In Florida, it’s illegal for landlords to lock out tenants, displace their possessions, turn off their utilities, or engage in other hands-on eviction measures. Florida law has been criticized for heavily favoring the tenant. Regardless, the law that’s on the books today is the law. Landlords who neglect to pay heed, risk litigation.
Eviction: What’s Illegal in Florida
Chapter 83 in the Florida Statutes defines the legal barriers for conflicts involving rental properties. Section 83.67 prohibits “self-help” approaches. The following methodologies are specifically listed as unlawful under 83.76 – even when the tenant is in violation of their lease.

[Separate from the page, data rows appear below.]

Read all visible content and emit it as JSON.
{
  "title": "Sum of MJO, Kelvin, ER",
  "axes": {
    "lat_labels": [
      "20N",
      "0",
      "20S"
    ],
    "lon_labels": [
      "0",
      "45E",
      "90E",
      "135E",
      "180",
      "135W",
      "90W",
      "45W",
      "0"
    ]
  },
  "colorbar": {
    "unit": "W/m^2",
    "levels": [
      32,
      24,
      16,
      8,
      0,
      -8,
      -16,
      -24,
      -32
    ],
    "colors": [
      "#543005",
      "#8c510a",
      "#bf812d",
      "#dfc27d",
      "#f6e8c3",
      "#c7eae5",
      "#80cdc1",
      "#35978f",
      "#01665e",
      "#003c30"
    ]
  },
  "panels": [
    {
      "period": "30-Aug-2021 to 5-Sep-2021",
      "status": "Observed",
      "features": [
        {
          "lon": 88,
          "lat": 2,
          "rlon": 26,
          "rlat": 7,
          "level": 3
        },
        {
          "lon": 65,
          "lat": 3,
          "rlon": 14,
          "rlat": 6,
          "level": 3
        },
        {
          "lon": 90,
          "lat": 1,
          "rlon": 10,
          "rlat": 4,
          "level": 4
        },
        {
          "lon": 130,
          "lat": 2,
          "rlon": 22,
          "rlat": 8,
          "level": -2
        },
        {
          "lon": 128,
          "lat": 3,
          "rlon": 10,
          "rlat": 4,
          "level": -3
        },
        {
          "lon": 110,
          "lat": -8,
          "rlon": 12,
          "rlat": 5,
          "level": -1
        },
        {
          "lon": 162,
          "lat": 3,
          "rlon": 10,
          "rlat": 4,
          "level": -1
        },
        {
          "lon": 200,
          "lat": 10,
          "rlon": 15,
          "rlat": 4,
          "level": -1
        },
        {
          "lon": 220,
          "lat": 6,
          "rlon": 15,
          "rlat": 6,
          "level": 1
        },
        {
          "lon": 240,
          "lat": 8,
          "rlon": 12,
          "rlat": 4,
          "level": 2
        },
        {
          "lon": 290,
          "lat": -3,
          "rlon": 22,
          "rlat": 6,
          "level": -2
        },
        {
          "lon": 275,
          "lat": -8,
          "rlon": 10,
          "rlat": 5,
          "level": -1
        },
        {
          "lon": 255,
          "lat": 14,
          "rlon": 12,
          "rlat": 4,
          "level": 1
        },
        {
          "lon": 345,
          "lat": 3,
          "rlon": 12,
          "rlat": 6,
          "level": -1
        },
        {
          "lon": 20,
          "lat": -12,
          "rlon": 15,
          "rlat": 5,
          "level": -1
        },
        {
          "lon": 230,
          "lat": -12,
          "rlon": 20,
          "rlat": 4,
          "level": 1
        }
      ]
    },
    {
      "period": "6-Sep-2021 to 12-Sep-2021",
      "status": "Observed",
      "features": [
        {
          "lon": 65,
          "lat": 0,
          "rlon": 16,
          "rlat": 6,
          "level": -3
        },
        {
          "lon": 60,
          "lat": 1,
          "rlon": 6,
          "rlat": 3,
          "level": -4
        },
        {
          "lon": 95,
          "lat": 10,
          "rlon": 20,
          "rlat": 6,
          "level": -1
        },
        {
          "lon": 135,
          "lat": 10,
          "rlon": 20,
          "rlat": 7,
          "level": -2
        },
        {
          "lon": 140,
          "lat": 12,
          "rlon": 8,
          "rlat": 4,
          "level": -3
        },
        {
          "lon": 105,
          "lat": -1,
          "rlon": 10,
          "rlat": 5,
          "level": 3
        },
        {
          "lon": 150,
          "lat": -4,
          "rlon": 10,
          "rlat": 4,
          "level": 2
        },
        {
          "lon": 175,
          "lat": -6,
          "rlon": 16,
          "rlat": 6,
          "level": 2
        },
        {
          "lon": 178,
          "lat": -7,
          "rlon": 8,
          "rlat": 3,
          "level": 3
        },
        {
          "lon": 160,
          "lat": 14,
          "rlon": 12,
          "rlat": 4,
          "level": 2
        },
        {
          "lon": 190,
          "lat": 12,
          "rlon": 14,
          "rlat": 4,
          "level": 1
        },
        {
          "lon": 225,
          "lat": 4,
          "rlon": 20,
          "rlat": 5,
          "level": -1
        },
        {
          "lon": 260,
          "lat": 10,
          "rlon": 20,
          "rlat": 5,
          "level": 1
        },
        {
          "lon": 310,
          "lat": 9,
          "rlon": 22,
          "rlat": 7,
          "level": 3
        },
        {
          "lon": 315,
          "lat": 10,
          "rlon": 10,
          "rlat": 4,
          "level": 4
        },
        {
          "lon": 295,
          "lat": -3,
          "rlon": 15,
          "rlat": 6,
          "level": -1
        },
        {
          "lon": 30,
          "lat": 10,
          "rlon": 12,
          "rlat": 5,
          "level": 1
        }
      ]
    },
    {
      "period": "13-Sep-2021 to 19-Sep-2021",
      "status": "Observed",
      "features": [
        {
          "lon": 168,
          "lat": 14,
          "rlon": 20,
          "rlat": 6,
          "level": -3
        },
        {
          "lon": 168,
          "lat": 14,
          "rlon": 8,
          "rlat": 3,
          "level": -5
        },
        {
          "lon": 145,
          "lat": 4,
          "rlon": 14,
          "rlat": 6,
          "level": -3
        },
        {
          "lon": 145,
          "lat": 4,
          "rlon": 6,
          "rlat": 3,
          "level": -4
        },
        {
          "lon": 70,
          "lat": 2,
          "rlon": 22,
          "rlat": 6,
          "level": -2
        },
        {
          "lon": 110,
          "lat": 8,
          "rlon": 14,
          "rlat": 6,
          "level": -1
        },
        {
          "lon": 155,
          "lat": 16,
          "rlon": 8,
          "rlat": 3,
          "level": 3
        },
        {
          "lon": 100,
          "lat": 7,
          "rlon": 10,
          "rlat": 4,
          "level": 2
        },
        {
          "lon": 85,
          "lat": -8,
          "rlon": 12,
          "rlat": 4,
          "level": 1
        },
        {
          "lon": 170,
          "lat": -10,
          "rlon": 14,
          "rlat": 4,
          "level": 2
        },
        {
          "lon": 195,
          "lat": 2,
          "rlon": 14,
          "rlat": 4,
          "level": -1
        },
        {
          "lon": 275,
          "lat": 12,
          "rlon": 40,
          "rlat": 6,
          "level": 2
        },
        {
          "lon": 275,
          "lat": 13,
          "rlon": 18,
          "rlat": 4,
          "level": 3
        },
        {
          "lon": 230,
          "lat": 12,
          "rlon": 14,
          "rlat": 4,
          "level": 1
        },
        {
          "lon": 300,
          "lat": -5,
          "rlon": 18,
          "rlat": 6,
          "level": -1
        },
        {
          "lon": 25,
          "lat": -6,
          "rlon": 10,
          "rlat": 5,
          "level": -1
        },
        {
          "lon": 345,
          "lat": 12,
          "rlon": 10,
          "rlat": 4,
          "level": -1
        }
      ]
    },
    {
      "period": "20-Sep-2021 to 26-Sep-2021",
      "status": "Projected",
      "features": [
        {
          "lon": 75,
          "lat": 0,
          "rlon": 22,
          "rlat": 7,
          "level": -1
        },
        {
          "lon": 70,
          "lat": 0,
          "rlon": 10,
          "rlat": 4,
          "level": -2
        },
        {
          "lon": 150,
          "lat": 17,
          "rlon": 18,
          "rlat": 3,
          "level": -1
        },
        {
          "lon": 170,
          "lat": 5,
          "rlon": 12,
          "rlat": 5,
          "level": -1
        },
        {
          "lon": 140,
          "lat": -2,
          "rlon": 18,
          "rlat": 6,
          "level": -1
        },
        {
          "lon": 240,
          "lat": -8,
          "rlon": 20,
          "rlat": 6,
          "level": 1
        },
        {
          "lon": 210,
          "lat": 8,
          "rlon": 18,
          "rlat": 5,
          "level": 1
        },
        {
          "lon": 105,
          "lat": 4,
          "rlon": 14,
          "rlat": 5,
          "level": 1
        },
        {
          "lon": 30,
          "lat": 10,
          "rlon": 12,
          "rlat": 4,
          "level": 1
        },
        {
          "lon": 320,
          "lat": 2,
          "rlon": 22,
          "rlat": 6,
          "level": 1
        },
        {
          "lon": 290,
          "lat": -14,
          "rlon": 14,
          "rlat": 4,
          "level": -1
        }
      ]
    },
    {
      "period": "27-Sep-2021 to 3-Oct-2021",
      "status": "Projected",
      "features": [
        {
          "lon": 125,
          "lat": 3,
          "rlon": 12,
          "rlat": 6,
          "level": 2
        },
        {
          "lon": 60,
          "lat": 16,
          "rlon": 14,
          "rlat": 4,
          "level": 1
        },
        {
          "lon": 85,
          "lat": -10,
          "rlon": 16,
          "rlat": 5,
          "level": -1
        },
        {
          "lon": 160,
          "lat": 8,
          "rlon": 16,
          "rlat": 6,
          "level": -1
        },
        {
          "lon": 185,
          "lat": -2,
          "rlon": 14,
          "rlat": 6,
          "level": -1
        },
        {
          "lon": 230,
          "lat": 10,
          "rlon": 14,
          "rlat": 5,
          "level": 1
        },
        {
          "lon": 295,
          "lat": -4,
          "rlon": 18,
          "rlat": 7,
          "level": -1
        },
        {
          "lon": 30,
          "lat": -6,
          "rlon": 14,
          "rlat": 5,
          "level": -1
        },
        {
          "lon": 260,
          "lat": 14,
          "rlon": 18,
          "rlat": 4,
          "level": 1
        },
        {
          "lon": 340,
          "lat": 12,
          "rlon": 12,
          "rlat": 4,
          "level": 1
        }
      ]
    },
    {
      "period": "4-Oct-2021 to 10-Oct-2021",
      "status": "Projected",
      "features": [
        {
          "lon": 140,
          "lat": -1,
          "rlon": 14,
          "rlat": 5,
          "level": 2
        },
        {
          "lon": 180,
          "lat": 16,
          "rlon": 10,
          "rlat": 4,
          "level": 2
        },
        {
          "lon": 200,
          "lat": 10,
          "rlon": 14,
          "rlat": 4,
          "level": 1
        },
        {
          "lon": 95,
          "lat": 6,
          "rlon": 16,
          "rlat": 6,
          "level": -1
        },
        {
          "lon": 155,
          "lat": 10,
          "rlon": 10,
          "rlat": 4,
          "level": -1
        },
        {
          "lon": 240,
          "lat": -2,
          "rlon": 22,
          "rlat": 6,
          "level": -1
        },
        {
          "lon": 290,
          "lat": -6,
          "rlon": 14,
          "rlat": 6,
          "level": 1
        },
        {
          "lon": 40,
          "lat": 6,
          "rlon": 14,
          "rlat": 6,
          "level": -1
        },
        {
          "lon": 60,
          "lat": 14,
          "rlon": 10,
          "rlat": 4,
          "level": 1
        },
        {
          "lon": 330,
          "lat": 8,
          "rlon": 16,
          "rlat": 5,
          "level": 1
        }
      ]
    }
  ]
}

- Utility termination. Cutting off or interrupting a tenant’s utility services such as electricity, water, garbage collection, gas, etc. is illegal. Such behavior can lead to criminal charges against the landlord, especially if it causes harm to the tenant.
- No harassment. While it’s completely legal for a landlord to contact their tenants regarding a failure to pay rent, threats, insults, and unreasonable communication are considered in conflict with 83.76.
- No property removal or seizure. Property owners or management are not allowed to move or hold their tenants’ property as collateral – even after they’ve moved out.
- You can’t change the locks. While it might seem fair, swapping out the locks when a tenant doesn’t pay rent is illegal.
- Prohibiting access. Whether it be by blocking the door, bootlocking, or telling security not to let a tenant in, landlords taking such measures can be sued by their tennant.
Making the unit unlivable: Removing doors, windows, toilets – any similar effort to persuade the tenant to move out is in violation of Florida law.